В жизни юного подвижника это был мучительнейший выбор. Целую декаду он ходил хмурым как предвечная Тьма. Лицо бедняги окаменело от задумчивости. На лбу даже прорезались старческие морщины. Да, он принял решение, из-за которого вмиг постарел на целую эпоху. Вернее, он не принимал никакого решения. Он просто молча развернулся и пошел месить раствор.
Все шестеро детей тотчас были распяты. Их хрупкие, неокрепшие тела повисли между небом и землей. Черный мир перевернулся в их глазах. Ибо ноги, плененные гвоздями, упирались в твердые небеса, а по рукам в мутную из-за обильных слез бездну капала их горячая кровь. Они плакали, кричали, до последнего мгновения надеялись на чье-то милосердие, и до последнего вздоха не могли понять, за что с ними поступили так жестоко.
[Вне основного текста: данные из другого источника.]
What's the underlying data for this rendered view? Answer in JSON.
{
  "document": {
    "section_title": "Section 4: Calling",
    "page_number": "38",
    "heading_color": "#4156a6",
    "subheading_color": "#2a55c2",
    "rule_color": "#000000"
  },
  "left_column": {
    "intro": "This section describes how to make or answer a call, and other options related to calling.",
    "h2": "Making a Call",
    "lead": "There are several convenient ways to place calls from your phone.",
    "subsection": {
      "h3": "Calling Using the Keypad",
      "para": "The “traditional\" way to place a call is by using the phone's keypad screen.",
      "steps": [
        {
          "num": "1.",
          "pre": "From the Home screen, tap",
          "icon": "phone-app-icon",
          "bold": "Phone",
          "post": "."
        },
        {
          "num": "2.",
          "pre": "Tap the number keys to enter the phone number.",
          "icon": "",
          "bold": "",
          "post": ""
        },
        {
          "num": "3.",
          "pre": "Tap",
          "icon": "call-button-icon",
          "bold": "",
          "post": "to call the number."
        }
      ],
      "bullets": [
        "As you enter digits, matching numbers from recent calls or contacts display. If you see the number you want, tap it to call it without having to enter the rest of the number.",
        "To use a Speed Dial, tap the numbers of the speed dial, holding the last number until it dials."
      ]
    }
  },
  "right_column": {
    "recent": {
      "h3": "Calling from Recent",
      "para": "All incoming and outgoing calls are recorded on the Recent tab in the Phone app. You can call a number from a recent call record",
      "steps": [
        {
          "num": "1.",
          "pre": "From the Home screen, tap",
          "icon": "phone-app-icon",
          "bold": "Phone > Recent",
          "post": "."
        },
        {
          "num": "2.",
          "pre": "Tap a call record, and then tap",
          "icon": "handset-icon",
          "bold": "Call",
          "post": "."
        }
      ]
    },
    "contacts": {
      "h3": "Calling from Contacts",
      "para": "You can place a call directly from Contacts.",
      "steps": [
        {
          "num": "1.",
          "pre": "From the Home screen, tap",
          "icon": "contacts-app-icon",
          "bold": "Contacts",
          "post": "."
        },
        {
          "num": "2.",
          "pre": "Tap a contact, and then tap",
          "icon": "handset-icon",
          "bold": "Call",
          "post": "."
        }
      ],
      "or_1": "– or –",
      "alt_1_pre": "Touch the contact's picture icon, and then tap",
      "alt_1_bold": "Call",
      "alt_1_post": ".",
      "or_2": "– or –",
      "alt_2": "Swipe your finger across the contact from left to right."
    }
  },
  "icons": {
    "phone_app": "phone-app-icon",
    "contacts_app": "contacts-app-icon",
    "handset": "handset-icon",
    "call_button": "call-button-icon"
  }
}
Пьер не видел эту казнь. Совсем раздавленный он воротил в большом корыте лишенный цвета и смысла раствор для скрепления кирпичей. Его пожизненная болезнь, ипохондрия, образовала в его душе такую беспросветную пустоту, что целую декаду он напоминал покойника. Ни с кем не разговаривал и почти ничего не ел. "Эти несчастные, -- думал он, -- будут еще благодарны мне за все случившееся. Ибо страдания очистили их от многих грехов. В Настоящем Мире их ждет награда. Несомненно, их ждет награда...".
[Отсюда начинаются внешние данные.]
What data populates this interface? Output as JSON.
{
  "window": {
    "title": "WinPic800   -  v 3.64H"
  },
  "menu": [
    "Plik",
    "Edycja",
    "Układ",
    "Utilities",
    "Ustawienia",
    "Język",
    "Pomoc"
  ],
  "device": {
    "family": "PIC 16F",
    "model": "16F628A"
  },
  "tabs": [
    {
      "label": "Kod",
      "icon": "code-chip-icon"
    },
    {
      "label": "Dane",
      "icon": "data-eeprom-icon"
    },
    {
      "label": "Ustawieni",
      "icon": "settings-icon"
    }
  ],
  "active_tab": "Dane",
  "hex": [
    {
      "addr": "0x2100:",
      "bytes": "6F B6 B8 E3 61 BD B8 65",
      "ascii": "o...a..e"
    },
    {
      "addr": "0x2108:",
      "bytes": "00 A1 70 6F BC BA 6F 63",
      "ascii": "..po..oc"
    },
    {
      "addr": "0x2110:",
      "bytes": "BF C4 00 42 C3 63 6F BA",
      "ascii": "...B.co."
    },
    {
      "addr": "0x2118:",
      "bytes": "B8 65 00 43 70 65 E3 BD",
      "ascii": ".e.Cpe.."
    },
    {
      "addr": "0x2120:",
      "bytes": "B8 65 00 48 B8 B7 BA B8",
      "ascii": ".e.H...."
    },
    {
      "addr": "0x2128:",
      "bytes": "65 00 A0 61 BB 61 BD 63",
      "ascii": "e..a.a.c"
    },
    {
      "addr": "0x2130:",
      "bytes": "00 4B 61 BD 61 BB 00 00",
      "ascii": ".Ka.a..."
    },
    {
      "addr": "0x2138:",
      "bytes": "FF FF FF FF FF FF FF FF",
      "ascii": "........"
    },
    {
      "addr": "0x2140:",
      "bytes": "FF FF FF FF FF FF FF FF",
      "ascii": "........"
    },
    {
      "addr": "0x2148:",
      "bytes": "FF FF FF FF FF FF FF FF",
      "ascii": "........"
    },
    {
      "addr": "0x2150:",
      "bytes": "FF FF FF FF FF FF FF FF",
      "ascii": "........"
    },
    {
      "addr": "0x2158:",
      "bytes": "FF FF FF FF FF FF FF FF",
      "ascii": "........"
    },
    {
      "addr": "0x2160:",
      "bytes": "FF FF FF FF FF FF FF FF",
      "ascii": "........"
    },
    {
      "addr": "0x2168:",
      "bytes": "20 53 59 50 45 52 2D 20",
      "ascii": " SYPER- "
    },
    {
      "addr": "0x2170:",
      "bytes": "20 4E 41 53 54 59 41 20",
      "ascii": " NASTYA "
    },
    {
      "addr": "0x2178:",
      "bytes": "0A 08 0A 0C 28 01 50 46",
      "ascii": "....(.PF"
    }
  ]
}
Столь незатейливая теософская экзегетика действовала на Пьера успокаивающе. И эти ядовито-слащавые помыслы -- они-то и спасли его от крайней грани отчаяния. А безжизненные тела крестьянских детей еще долго зияли во вселенской пустоте какими-то посмертными символами. И падающие капли крови, казалось, отсчитывали время. Только теперь капли уже были холодными, да текущее вместе с ними время тоже остыло, слегка заледенело и кое для кого остановилось навеки...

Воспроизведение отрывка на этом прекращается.